Eminent is a big word, so they bring in Debra Messing—who hasn't played a president on TV—to define it for you. And then they troll out a bunch of other celebrities—most of whom you probably don't recognize, either because of obscurity or Botox (or both).
In the end, they want Republican electors to know it's OK if they don't vote for former Secretary of State Hillary Clinton as long as they don't vote for Trump. And, if enough of them don't vote for the president-elect, they can work their Hollywood charm on the House of Representatives.
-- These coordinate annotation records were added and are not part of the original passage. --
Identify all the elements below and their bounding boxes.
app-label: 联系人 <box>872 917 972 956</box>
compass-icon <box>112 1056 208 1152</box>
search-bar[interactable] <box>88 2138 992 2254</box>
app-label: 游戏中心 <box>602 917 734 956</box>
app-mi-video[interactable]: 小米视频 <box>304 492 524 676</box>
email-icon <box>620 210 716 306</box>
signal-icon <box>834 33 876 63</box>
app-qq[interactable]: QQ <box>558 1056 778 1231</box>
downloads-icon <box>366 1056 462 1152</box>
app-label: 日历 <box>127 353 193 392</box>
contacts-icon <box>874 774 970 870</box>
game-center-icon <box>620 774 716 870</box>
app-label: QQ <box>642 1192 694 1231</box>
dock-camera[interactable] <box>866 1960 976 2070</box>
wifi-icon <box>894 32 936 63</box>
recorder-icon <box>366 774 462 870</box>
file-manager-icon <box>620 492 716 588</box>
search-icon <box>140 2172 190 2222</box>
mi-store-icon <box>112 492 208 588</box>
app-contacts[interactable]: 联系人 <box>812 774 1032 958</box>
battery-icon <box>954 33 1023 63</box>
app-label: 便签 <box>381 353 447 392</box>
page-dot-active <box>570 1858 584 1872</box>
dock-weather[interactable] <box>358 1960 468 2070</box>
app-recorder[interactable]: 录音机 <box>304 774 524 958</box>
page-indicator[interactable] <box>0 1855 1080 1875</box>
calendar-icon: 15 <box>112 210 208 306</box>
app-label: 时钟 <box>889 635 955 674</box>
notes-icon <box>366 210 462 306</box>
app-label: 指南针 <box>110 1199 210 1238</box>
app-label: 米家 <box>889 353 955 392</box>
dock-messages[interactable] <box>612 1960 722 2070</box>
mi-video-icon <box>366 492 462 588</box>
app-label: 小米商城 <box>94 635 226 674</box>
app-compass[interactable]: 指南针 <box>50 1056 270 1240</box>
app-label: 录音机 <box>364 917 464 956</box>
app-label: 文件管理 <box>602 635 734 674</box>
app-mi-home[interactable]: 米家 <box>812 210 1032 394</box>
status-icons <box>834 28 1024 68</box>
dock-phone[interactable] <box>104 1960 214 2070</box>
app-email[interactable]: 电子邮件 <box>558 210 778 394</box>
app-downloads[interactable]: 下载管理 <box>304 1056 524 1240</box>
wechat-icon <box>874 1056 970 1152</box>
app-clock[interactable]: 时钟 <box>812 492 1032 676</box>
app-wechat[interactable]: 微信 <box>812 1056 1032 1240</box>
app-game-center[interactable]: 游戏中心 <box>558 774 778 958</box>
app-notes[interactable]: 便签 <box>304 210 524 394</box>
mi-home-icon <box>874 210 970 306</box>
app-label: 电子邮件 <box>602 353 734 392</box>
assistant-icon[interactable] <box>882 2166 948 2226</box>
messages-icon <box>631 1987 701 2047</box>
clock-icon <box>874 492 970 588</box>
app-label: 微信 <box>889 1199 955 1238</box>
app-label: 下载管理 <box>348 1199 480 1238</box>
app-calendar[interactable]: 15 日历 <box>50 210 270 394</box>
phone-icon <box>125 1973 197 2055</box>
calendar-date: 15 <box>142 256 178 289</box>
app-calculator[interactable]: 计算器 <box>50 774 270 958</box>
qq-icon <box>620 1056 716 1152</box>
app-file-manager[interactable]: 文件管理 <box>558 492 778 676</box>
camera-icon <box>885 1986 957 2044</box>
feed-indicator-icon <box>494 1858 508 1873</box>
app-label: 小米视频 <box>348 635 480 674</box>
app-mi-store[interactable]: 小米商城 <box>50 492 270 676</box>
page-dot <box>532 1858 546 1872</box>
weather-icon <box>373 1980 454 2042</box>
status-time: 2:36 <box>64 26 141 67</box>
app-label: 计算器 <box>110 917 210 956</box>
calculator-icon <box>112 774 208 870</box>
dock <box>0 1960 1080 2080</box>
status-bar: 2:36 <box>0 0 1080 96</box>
You know, because "celebrity."
But here are a few bits and pieces of what Alexander Hamilton actually wrote in Federalist 68, the parts these liberal elites don't want you to know about:
It was desirable that the sense of the people should operate in the choice of the person to whom so important a trust was to be confided. This end will be answered by committing the right of making it, not to any pre-established body, but to men chosen by the people for the special purpose, and at the particular conjuncture.
It was equally desirable, that the immediate election should be made by men most capable of analyzing the qualities adapted to the station, and acting under circumstances favorable to deliberation, and to a judicious combination of all the reasons and inducements which were proper to govern their choice. A small number of persons, selected by their fellow-citizens from the general mass, will be most likely to possess the information and discernment requisite to such complicated investigations.
It was also peculiarly desirable to afford as little opportunity as possible to tumult and disorder. This evil was not least to be dreaded in the election of a magistrate, who was to have so important an agency in the administration of the government as the president of the United States. But the precautions which have been so happily concerted in the system under consideration, promise an effectual security against this mischief. The choice of several, to form an intermediate body of electors, will be much less apt to convulse the community with any extraordinary or violent movements, than the choice of one who was himself to be the final object of the public wishes. And as the electors, chosen in each State, are to assemble and vote in the State in which they are chosen, this detached and divided situation will expose them much less to heats and ferments, which might be communicated from them to the people, than if they were all to be convened at one time, in one place.
Keep in mind, at the time of the Constitution's writing, the "popular vote" was to choose electors who were pledged to support a particular candidate. Today, we vote for the candidate, whose party provides a slate of electors, should he win a particular state.
As far as the Constitution is concerned, it's a difference without a distinction, but in the minds of one its principle defenders, Hamilton, there's a huge distinction. Today, Americans are far better educated—low-information voters included—than the average American of the late 18th century.
So, while the author of Federalist 68 did, in fact, assert that electors were meant to ensure the eventual president of the United States was "eminently qualified" to hold the office, he also cautioned against efforts to strong-arm the outcome. The Founders and framers alike abhorred "democracy," which is why they established a republican form of government.
Continuing beyond the single, cherry-picked sentence the liberals are clinging to, here's what Hamilton added:
Talents for low intrigue, and the little arts of popularity, may alone suffice to elevate a man to the first honors in a single State; but it will require other talents, and a different kind of merit, to establish him in the esteem and confidence of the whole Union, or of so considerable a portion of it as would be necessary to make him a successful candidate for the distinguished office of President of the United States.